Summary: Antonio González Merino was born in 1932 in Montilla. Antonio comments that when the Civil War began, his father left to organize a Republican peasant resistance and later joined the front. He remembers that when the war ended his father was exiled in France, formed part of a battalion of workers in service of France, was captured by German forces, and was taken to the Mauthausen concentration camp where he died in 1942. Antonio details the hunger, suffering, and marginalization that characterized his childhood as the son of a rojo (red). He recalls moving to Barcelona at age twenty-four, working for Siemens Industry, and joining the Communist Party. Antonio narrates being fired in 1962 for participating in a seven-day strike with three thousand workers. He recounts becoming a construction worker and later working for Armco for twenty years until his retirement.
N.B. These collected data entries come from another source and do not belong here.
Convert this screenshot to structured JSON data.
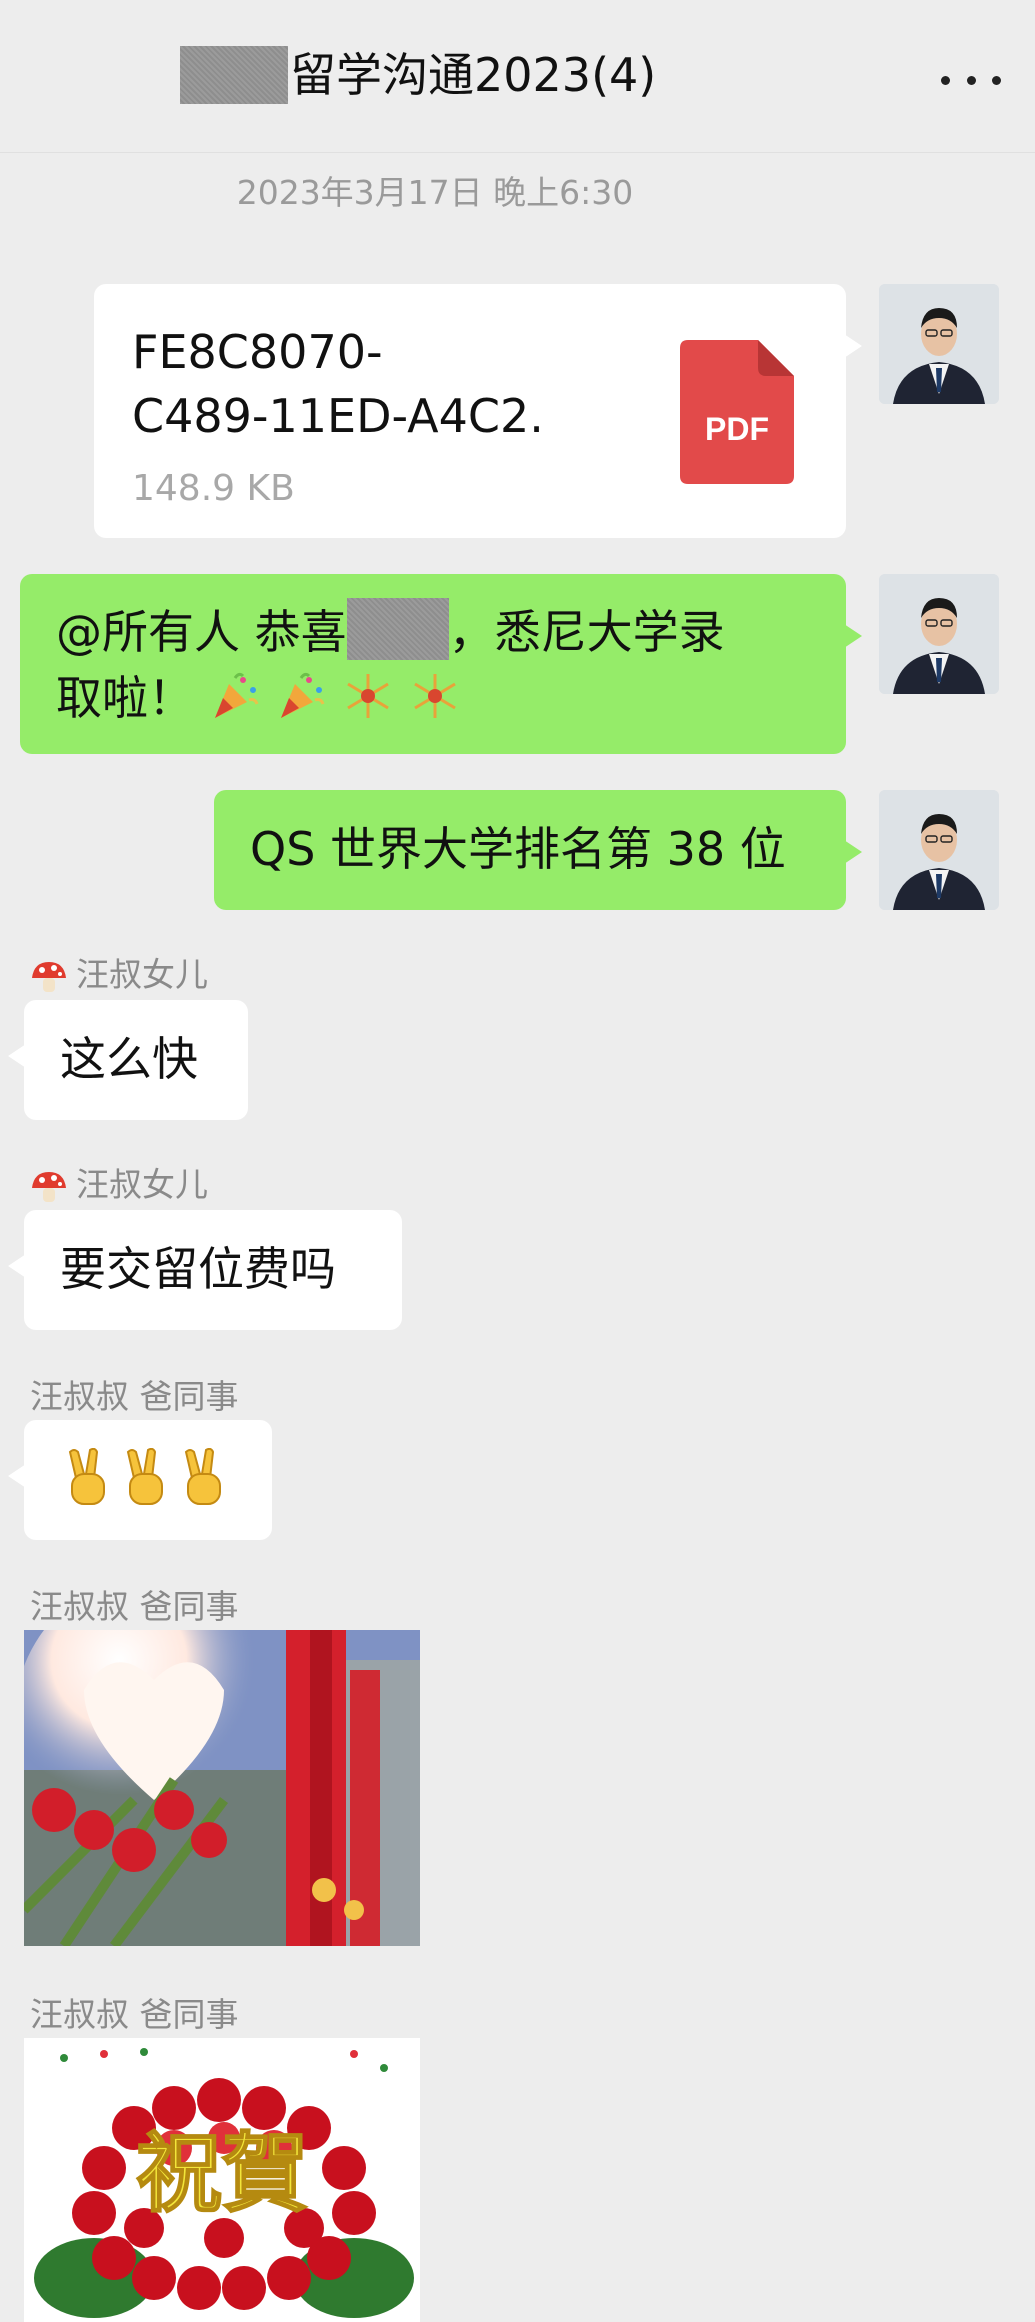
{
  "header": {
    "title": "留学沟通2023(4)",
    "more_icon": "more-horizontal-icon"
  },
  "timestamp": "2023年3月17日 晚上6:30",
  "messages": {
    "file": {
      "name": "FE8C8070-\nC489-11ED-A4C2.",
      "size": "148.9 KB",
      "badge": "PDF"
    },
    "announce": {
      "prefix": "@所有人  恭喜",
      "suffix": "，悉尼大学录",
      "line2": "取啦！"
    },
    "ranking": "QS 世界大学排名第 38 位",
    "m1": {
      "sender": "汪叔女儿",
      "text": "这么快"
    },
    "m2": {
      "sender": "汪叔女儿",
      "text": "要交留位费吗"
    },
    "m3": {
      "sender": "汪叔叔 爸同事"
    },
    "m4": {
      "sender": "汪叔叔 爸同事"
    },
    "m5": {
      "sender": "汪叔叔 爸同事",
      "card_text": "祝賀"
    }
  },
  "colors": {
    "bg": "#ededed",
    "green_bubble": "#95ec69",
    "pdf_red": "#e24a4a"
  }
}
Antonio relates being detained after leaving a clandestine meeting of Comisiones Obreras (Labor Commissions) in 1967 and being sentenced to three months in prison. He tells of resuming his employment at Armco after his release and becoming a union leader. Antonio describes Franco's regime as a complete prison. He speaks about the Transition and the monarchy. Antonio discusses his experience visiting Mauthausen with his wife in 2005. Antonio explains that his sentiment of rebellion and the unity of his family have helped him survive.
Cite as: González Merino, Antonio. Testimony of the Spanish Civil War and the Francoist Dictatorship. University of California, San Diego, 2009.